Светление - страница 5



За окнами подвала слышится заунывный свист, и земля поднимается и опадает, издавая страшный гул. Все, на смену «серому» времени приходит «черное». Время артиллерийского обстрела и бомбардировок с аэропланов. Мой сосед справа даже не просыпается. Все так измотаны этой войной и уже привыкли к взрывам бомб, что тело и мозг уже не реагируют на очередную атаку. Как это чудесно – провалиться в сон, хотя бы на какое-то время выпасть из жуткой реальности. Во сне, если повезет, нет войны, там дом, родные и близкие. Только мысли о них спасают нас, заставляют жить и сопротивляться. Только мысли о них…


Насколько я знаю, немцы впервые атаковали эту крепость в сентябре 1914-го. Из Кенигсберга были переведены орудия большого калибра, которые обстреливали крепость в течение шести дней. Но охранный гарнизон был усилен – крепость имела важное стратегическое значение. Она прикрывала дорогу на Белосток, откуда открывались Гродно, Вильно, Минск и Брест, являясь, по сути, единственной преградой на дороге немецких войск, планировавших сразу глубоко войти на территорию России. Но немцы не учли сразу несколько обстоятельств: выгодное расположение крепости – она стоит на высоком берегу реки Бобер, а все остальное пространство представляет из себя заболоченную местность, миновать которую войсковому объединению практически невозможно, и дух ее защитников – у ворот Осовецкого бастиона войска Германской империи натолкнулись на ожесточенное сопротивление, невиданное ими за всю историю военной кампании. Так, в январе началась осада крепости. Ее сразу же накрыли плотным огнем артиллерии и непрекращающимися атаками аэропланов.

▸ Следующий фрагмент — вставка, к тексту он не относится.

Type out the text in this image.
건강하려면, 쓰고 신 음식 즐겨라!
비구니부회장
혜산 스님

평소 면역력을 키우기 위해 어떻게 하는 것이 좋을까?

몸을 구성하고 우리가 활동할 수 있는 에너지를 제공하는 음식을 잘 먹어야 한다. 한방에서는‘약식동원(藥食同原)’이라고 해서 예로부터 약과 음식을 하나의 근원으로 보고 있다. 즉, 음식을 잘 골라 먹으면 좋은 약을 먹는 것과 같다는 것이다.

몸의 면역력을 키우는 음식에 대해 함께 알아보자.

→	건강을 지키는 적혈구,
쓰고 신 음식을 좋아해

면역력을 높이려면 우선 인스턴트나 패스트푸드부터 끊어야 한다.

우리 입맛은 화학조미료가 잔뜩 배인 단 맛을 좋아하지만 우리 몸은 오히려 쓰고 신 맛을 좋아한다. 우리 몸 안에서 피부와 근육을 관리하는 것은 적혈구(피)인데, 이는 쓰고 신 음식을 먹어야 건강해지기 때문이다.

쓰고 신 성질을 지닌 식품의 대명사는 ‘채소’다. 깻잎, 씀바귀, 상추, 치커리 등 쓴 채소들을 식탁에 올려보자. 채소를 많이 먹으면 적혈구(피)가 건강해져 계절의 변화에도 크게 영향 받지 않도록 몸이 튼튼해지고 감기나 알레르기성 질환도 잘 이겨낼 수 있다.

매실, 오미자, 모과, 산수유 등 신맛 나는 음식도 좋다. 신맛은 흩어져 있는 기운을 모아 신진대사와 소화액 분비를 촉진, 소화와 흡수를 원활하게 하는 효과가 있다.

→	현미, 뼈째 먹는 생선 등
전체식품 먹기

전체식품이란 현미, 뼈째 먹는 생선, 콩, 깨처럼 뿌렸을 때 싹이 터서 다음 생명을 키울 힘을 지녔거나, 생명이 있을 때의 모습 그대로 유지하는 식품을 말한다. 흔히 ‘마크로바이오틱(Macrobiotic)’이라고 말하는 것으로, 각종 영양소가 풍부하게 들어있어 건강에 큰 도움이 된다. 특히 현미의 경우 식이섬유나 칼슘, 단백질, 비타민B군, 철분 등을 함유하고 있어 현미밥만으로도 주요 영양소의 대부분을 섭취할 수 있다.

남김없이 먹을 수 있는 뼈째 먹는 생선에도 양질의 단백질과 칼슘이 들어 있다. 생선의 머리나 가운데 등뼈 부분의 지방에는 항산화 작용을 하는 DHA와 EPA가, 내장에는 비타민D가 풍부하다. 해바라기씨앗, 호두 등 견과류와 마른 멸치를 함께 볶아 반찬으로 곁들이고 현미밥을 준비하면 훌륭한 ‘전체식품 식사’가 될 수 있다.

Когда я попал сюда, солдаты гарнизона тут же просветили меня относительно мощи нападающих: нас обстреливали сразу свыше пятидесяти мощных орудий и несколько «Больших Берт», ужасающих пушек, стреляющих снарядами весом около пятидесяти пудов и оставляющих воронки глубиной в два человеческих роста. Когда я испытал мощь такого снаряда, разворотившего бетонный свод западной казармы, я понял, что такое животный страх. Это когда что-то внутри тебя начинает жить другой жизнью и судорожно ищет выход подальше, прочь из этого места. Потом взрывы становятся частью повседневной жизни.

Насколько я знаю, командование поставило перед гарнизоном сложную задачу – продержаться в этом аду хотя бы несколько дней. Крепость держится уже полгода. Она почти разрушена, но дух ее защитников до сих пор не сломлен. И теперь я знаю, что придает силы человеку в этом мире – осознание ответственности за своих Родных, за свое Отечество, за свою Веру. И когда тебе уже так страшно, что ты почти еле дышишь, когда ты изможден голодом, обстрелами, ранами, и умереть становится проще, чем выжить, ты думаешь о них, о тех, кто остался дома – и что-то внутри шепчет – не сейчас, ты должен жить! Пока живешь ты, живут они! И ты берешь винтовку и опять идешь к бойницам, туда, где смертью пропитан каждый дюйм земли под ногами. Я закрываю глаза, и перед внутренним взором встает город моего детства. Там солнечно и спокойно. Вот и я, лет десяти от роду, бегу по каменной улице в тенистый палисадник. А может, это не я, а мой сын? Ему сейчас как раз десять. Но почему он в моем теле? Мы оба, словно в одном мальчишеском теле, в городе моего детства, где нет войны. Война…


Моя голова качается из стороны в сторону, и не понятно, от очередного взрыва или от того, что меня трясет сосед по койке.